Interview de M. Eric Davalle

Interview de M. Eric Davalle, ancien Chef du Service de l’électricité de la ville de Lausanne

Que retenez-vous de vos six années de présidence ?

E. D. Ce fut une très belle aventure ! Il faut savoir que le hasard de la vie m’avait conduit à étudier l’avenir de la formation d’électricien de réseau dès 2006, avant que je n’occupe le poste de chef du service de l’électricité de la Ville de Lausanne.

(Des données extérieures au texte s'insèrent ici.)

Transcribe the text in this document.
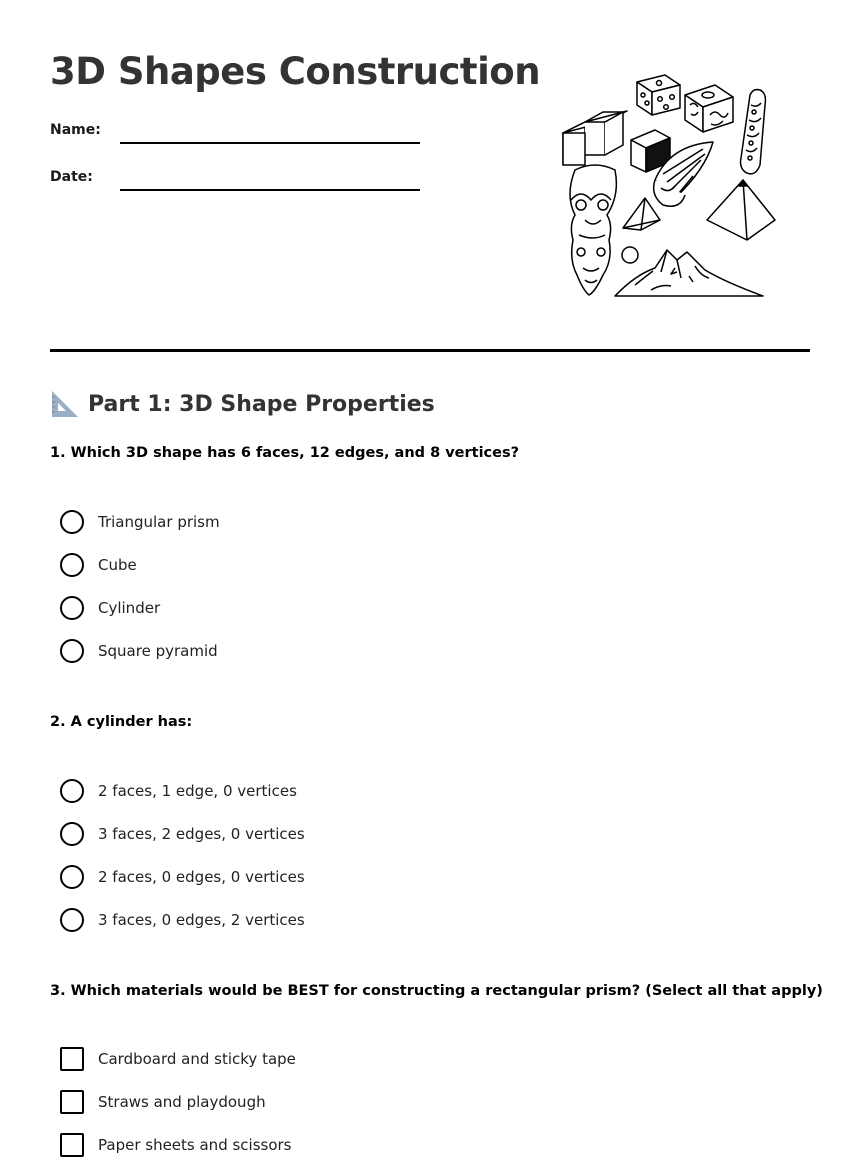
3D Shapes Construction
Name:
Date:
Part 1: 3D Shape Properties
1. Which 3D shape has 6 faces, 12 edges, and 8 vertices?
Triangular prism
Cube
Cylinder
Square pyramid
2. A cylinder has:
2 faces, 1 edge, 0 vertices
3 faces, 2 edges, 0 vertices
2 faces, 0 edges, 0 vertices
3 faces, 0 edges, 2 vertices
3. Which materials would be BEST for constructing a rectangular prism? (Select all that apply)
Cardboard and sticky tape
Straws and playdough
Paper sheets and scissors
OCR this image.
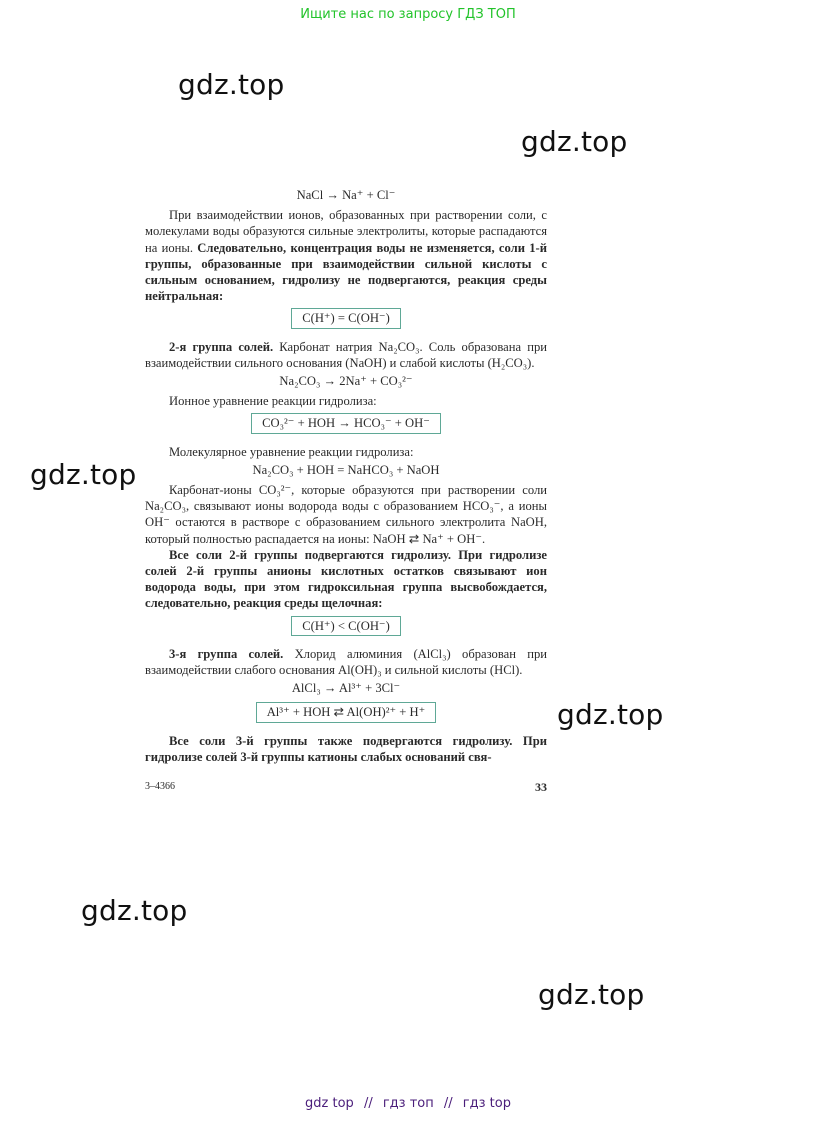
Ищите нас по запросу ГДЗ ТОП
gdz.top
gdz.top
gdz.top
gdz.top
gdz.top
gdz.top
NaCl → Na⁺ + Cl⁻

При взаимодействии ионов, образованных при растворении соли, с молекулами воды образуются сильные электролиты, которые распадаются на ионы. Следовательно, концентрация воды не изменяется, соли 1-й группы, образованные при взаимодействии сильной кислоты с сильным основанием, гидролизу не подвергаются, реакция среды нейтральная:

C(H⁺) = C(OH⁻)

2-я группа солей. Карбонат натрия Na₂CO₃. Соль образована при взаимодействии сильного основания (NaOH) и слабой кислоты (H₂CO₃).

Na₂CO₃ → 2Na⁺ + CO₃²⁻

Ионное уравнение реакции гидролиза:

CO₃²⁻ + HOH → HCO₃⁻ + OH⁻

Молекулярное уравнение реакции гидролиза:

Na₂CO₃ + HOH = NaHCO₃ + NaOH

Карбонат-ионы CO₃²⁻, которые образуются при растворении соли Na₂CO₃, связывают ионы водорода воды с образованием HCO₃⁻, а ионы OH⁻ остаются в растворе с образованием сильного электролита NaOH, который полностью распадается на ионы: NaOH ⇄ Na⁺ + OH⁻.

Все соли 2-й группы подвергаются гидролизу. При гидролизе солей 2-й группы анионы кислотных остатков связывают ион водорода воды, при этом гидроксильная группа высвобождается, следовательно, реакция среды щелочная:

C(H⁺) < C(OH⁻)

3-я группа солей. Хлорид алюминия (AlCl₃) образован при взаимодействии слабого основания Al(OH)₃ и сильной кислоты (HCl).

AlCl₃ → Al³⁺ + 3Cl⁻
Al³⁺ + HOH ⇄ Al(OH)²⁺ + H⁺

Все соли 3-й группы также подвергаются гидролизу. При гидролизе солей 3-й группы катионы слабых оснований свя-

3–4366	33
gdz top // гдз топ // гдз top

Ce que je retiens? Le formidable soutien des membres, tant financier que par leur apport de formateurs. C’est aussi ma relation forte avec Philippe Perusset, notre Directeur, avec lequel j’ai partagé tous les stades des difficultés au quotidien comme les satisfactions d’un centre qui remplit très correctement sa mission aujourd’hui. On peut dire : objectifs atteints !

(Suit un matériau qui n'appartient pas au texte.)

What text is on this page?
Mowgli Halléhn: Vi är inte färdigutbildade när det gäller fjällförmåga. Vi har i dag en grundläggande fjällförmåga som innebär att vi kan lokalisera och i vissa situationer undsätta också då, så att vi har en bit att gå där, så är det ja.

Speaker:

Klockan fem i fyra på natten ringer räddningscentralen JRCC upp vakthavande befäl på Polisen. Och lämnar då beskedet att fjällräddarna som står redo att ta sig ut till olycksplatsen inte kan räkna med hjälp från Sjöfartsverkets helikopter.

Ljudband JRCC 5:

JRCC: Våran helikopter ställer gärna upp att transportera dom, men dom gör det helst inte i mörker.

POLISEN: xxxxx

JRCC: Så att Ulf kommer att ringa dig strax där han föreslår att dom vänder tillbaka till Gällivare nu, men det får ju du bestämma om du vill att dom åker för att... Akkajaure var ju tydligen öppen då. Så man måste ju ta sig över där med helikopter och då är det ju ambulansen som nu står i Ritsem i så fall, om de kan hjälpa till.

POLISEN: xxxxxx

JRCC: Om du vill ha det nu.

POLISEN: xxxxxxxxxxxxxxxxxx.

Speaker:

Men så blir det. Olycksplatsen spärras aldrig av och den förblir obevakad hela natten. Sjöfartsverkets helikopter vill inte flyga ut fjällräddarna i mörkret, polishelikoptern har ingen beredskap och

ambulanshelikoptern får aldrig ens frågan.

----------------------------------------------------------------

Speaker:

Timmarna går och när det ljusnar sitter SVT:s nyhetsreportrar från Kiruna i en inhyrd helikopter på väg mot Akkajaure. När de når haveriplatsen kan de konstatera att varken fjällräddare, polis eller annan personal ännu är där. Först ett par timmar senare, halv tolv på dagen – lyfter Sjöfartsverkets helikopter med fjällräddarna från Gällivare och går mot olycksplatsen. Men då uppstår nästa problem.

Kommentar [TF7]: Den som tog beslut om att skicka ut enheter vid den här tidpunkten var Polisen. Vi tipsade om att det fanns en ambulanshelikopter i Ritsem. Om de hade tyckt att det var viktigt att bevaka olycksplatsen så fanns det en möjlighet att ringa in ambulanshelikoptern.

Pourquoi une telle passion est-elle perceptible quand vous parlez de la CIFER?

E. D. Pour avoir été manager d’entreprises du secteur privé comme du public, je connais l’importance d’avoir des collaborateurs bien formés. De plus, ma longue participation dans l’enseignement à l’EPFL m’a confirmé la nécessité de consacrer le temps nécessaire et l’importance de bien former. C’est aussi une satisfaction, à la fois de transmettre un certain savoir et d’observer que vous contribuez à perpétuer les fondements d’un métier. A ce titre, j’ai du mal à comprendre qu’il y ait si peu de dirigeants qui s’impliquent dans la formation. Celle-ci est importante à leurs yeux, mais ils ne s’y intéressent pas plus que le juste nécessaire. Vous savez, la CIFER est un maillon indispensable pour assurer la pérennité du métier d’électricien de réseau. Ce centre est unique en Suisse pour le secteur électrique. Pour une fois, nous avons fait mieux qu’outre-Sarine !

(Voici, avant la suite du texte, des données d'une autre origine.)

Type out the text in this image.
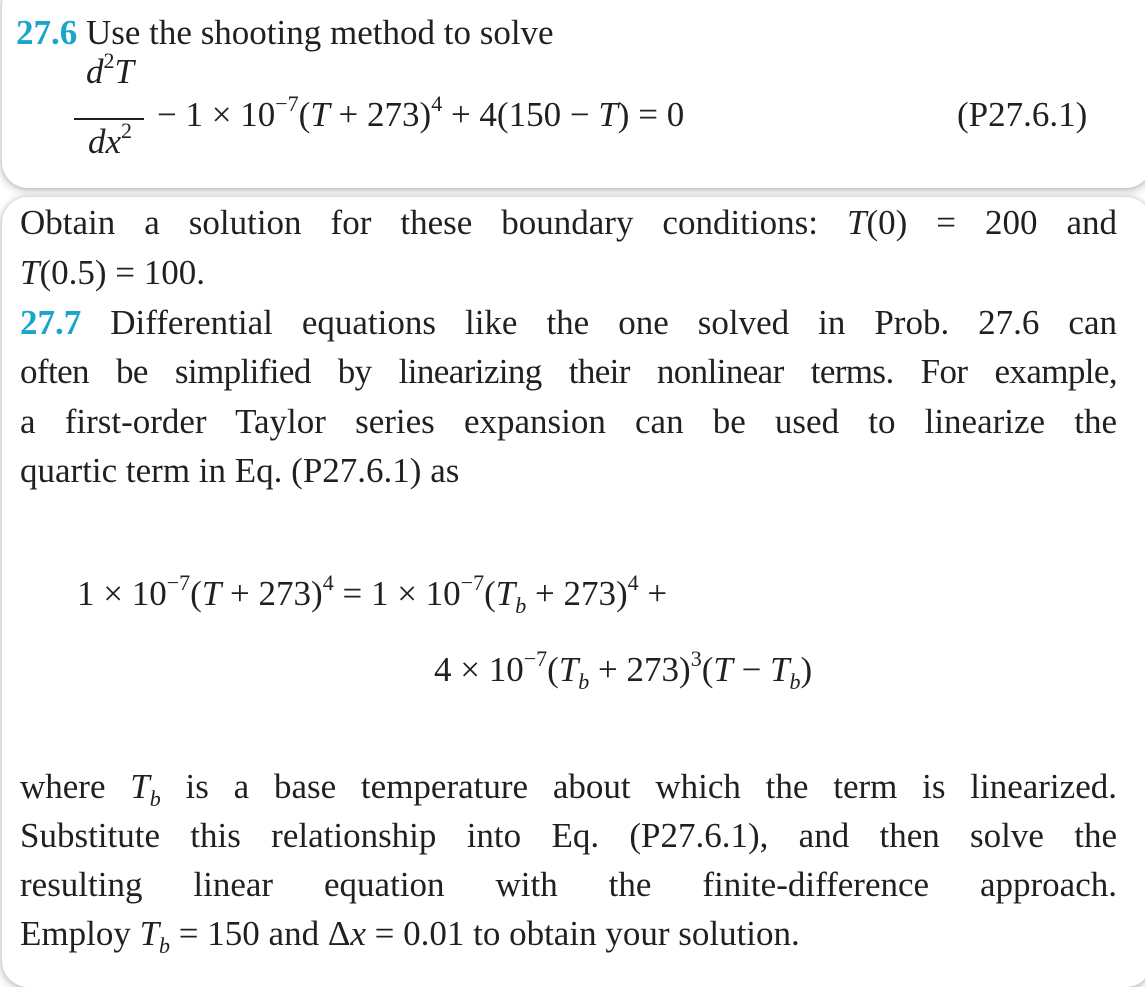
27.6 Use the shooting method to solve
$d^2T$
$dx^2 - 1 \times 10^{-7}(T + 273)^4 + 4(150 - T) = 0$	(P27.6.1)
Obtain a solution for these boundary conditions: T(0) = 200 and
T(0.5) = 100.
27.7 Differential equations like the one solved in Prob. 27.6 can
often be simplified by linearizing their nonlinear terms. For example,
a first-order Taylor series expansion can be used to linearize the
quartic term in Eq. (P27.6.1) as
$1 \times 10^{-7}(T + 273)^4 = 1 \times 10^{-7}(T_b + 273)^4$ +
$4 \times 10^{-7}(T_b + 273)^3(T - T_b)$
where $T_b$ is a base temperature about which the term is linearized.
Substitute this relationship into Eq. (P27.6.1), and then solve the
resulting linear equation with the finite-difference approach.
Employ $T_b = 150$ and Δx = 0.01 to obtain your solution.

Que manque-t-il à la CIFER aujourd’hui ?

E. D. L’essentiel a été mis en place. Par contre, cette professionnalisation en centre de formation coûte cher pour un seul métier traité. Il faudrait créer des synergies ou des mutualisations avec d’autres formations proches pour optimiser les coûts de fonctionnement. La CIFER et son Directeur y réfléchissent, alors qu’ils abordent leur troisième plan d’affaires et de développement. L’idée pourrait être de promouvoir le métier de constructeurs de réseaux au gaz, à l’eau ou au chauffage urbain. La CIFER peut faire office de facilitateur pour structurer une telle formation. En fait, tout ce petit monde finit bien par se retrouver un jour ou l’autre dans la même fouille ! Alors, ...

Pas trop de nostalgie de quitter la présidence ?

E. D. Oui de cœur et non, car il faut savoir passer le témoin ! Mais je ne reste pas très loin dans mes futures activités en prenant la direction opérationnelle de MULTIDIS. Je pense que les contacts se poursuivront après car la formation, c’est l’affaire de tous, et pas seulement de la CIFER.